– Это… – он получил от соседа тычок копытом под столом. – Кхе! Где? О чём ты?
– Сколько медовухи выпила? Дева, сознавайся! – встряли остальные рогатые.
– Какая я вам дева? – зашипела я. – Нисколько не выпила!
– Это и плохо! Отвратительно! Прийти в Хрючевню и не нахрючиться – оскорбить заведение!
Сват, смеясь над мелкими алкоголиками, подвинул мне наполненную кружку. Возникло ощущение, что маньяк, непрерывно наблюдающий за нашей компанией и невидимый остальными, тоже смеётся. Смеялась и наша команда – то ли от чертей этих, наряженных в яркие шаровары, то ли от моей трусости, то ли от всего сразу.
Я махнула кружку медовухи – она была мутноватая, вкусная и пилась легко, как компот. Но – компот-компотом, а забористо. Ноги расслабились, мышцы глаз как будто тоже, тело объяла теплота и нега. А настроения прибавилось. Даже не столько настроения, сколько отчаяния какого-то.
– Так что вы за черти такие? – поинтересовался Ален, ставя локти на стол и подпирая сложенными в замок пальцами подбородок. Мышка с любопытством разглядывала разнообразные «плохие примеры», что окружали нас и самих чертей тоже. Я незаметно кивнула ей в сторону – видит ли она маньяка? Она утвердительно кивнула и опасливо пожала плечами. Барс неспешно ужинал, на чертей посматривал брезгливо. Но постепенно брезгливость превращалась в смех над этими ряжеными. А мне надоело то, что расслабиться не представлялось возможным, напрягал этот тип. С моей тревожностью только его и не хватало.

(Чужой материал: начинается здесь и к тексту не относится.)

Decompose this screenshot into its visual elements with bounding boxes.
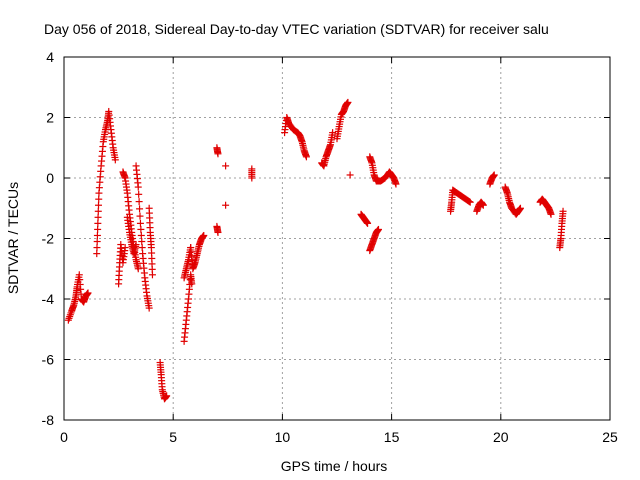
x-tick-label: 0 (60, 429, 68, 445)
data-point (145, 304, 153, 312)
x-axis-label: GPS time / hours (281, 458, 388, 474)
data-point (95, 201, 103, 209)
data-point (93, 250, 101, 258)
data-point (148, 271, 156, 279)
data-point (95, 195, 103, 203)
data-point (138, 244, 146, 252)
data-point (135, 198, 143, 206)
data-point (222, 201, 230, 209)
plot-frame (63, 56, 611, 421)
x-tick-label: 20 (493, 429, 509, 445)
y-tick-label: -2 (42, 231, 55, 247)
gridlines (64, 57, 610, 420)
data-point (135, 190, 143, 198)
data-point (466, 198, 474, 206)
data-point (134, 183, 142, 191)
data-point (374, 225, 382, 233)
y-tick-label: -4 (42, 291, 55, 307)
data-point (84, 289, 92, 297)
data-point (132, 241, 140, 249)
data-point (134, 265, 142, 273)
data-point (392, 180, 400, 188)
data-point (344, 98, 352, 106)
data-point (214, 150, 222, 158)
data-point (547, 210, 555, 218)
data-point (248, 165, 256, 173)
x-tick-label: 10 (275, 429, 291, 445)
x-tick-labels: 0 5 10 15 20 25 (60, 429, 618, 445)
data-point (94, 207, 102, 215)
data-point (93, 238, 101, 246)
data-point (346, 171, 354, 179)
data-point (137, 225, 145, 233)
data-point (490, 171, 498, 179)
data-point (329, 129, 337, 137)
data-point (516, 204, 524, 212)
data-point (121, 244, 129, 252)
data-point (94, 213, 102, 221)
data-point (138, 238, 146, 246)
data-point (559, 207, 567, 215)
x-tick-label: 15 (384, 429, 400, 445)
data-point (136, 212, 144, 220)
y-tick-label: -8 (42, 412, 55, 428)
data-point (214, 228, 222, 236)
y-axis-label: SDTVAR / TECUs (5, 182, 21, 294)
data-points (64, 98, 567, 403)
y-tick-label: -6 (42, 352, 55, 368)
y-tick-label: 0 (46, 170, 54, 186)
data-point (93, 231, 101, 239)
data-point (94, 225, 102, 233)
data-point (163, 392, 171, 400)
x-tick-label: 25 (602, 429, 618, 445)
data-point (479, 201, 487, 209)
y-tick-labels: 4 2 0 -2 -4 -6 -8 (42, 49, 55, 428)
data-point (94, 219, 102, 227)
data-point (136, 219, 144, 227)
y-tick-label: 2 (46, 110, 54, 126)
x-tick-label: 5 (169, 429, 177, 445)
data-point (200, 231, 208, 239)
data-point (364, 219, 372, 227)
data-point (111, 156, 119, 164)
data-point (302, 153, 310, 161)
data-point (222, 162, 230, 170)
data-point (93, 244, 101, 252)
y-tick-label: 4 (46, 49, 54, 65)
chart-title: Day 056 of 2018, Sidereal Day-to-day VTE… (44, 21, 549, 37)
data-point (188, 280, 196, 288)
data-point (465, 198, 473, 206)
data-point (136, 205, 144, 213)
data-point (137, 231, 145, 239)
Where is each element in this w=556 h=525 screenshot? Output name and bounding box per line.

– Мы? Отставить «черти», прошлый век. Мы – кизяки! – сиял гордостью самый крупный и пузатый из них. От ощущения собственной важности чёрное пузо его, плавно переходящее в шею, выпятилось ещё больше. – Добровольно охраняем покой жителей, за трезвостью и порядком следим. Черти – наши предки с чертогов разных, потому так и называются. Никто нам не указ!
«За опустошением бутылей и кувшинов – не только следят, но активно участвуют. Общее только одно: настоящие казаки тоже, кхм, с разных чертогов».
– А ты их атаман, значится? – Сват еле держался, чтоб не засмеяться.
Под разговоры о казачестве, политике и князе Карипупе, непонятно как перешедшие на тему о категорическом запрете бить женщин (о котором здесь, кажется, не знали), Шура, слава богам, не используя гусли, затянул: «На-а горе стоя-ал каза-ак!»
После народ стал по очереди говорить тосты – чем смешнее и забористее, тем лучше. Я никогда не умела сочинять пожелания, но, раз у нас такой душевный вечер складывался, встала и, мечтая избавиться от марширующих мурашек, посмотрела прямо на маньяка:
Казалось, что он напрягался всё больше с каждой прочитанной строчкой, а я издевательски продолжала:
– Меч из ножен – снова тьма.
Мы так схожи, мы – война.
Снова в путь – ничто не держит,
Где не ждут – явись небрежно.
– Вот, выдала! В честь чего? – хохотнула Рысь.
«Смейся, королева спортзала, главное, что слежка за нами вскрылась».
– А вон… – я кивнула на уже пустой стол в конце зала. Пока все тянулись друг к другу грохнуть кружками, чарками, стаканами, кубками, братинами, маньяк исчез. – Уже неважно.
– Пырился-пырился, да свалил! Твой, небось! – легонько боднула меня в бок круглой головой с белёсыми пятнами и мелкими рожками молодая кизячка. – Поди, помирать скоро.
«Оказывается, все всё видят, и вскрывать было нечего. Эх, дамочка запамятовала, что говорить про этого субъекта им почему-то нельзя».
– Мало ли, кто на нас, странных, косится, – аккуратно отстранил её вялые попытки бодаться Сват. – С чего помирать?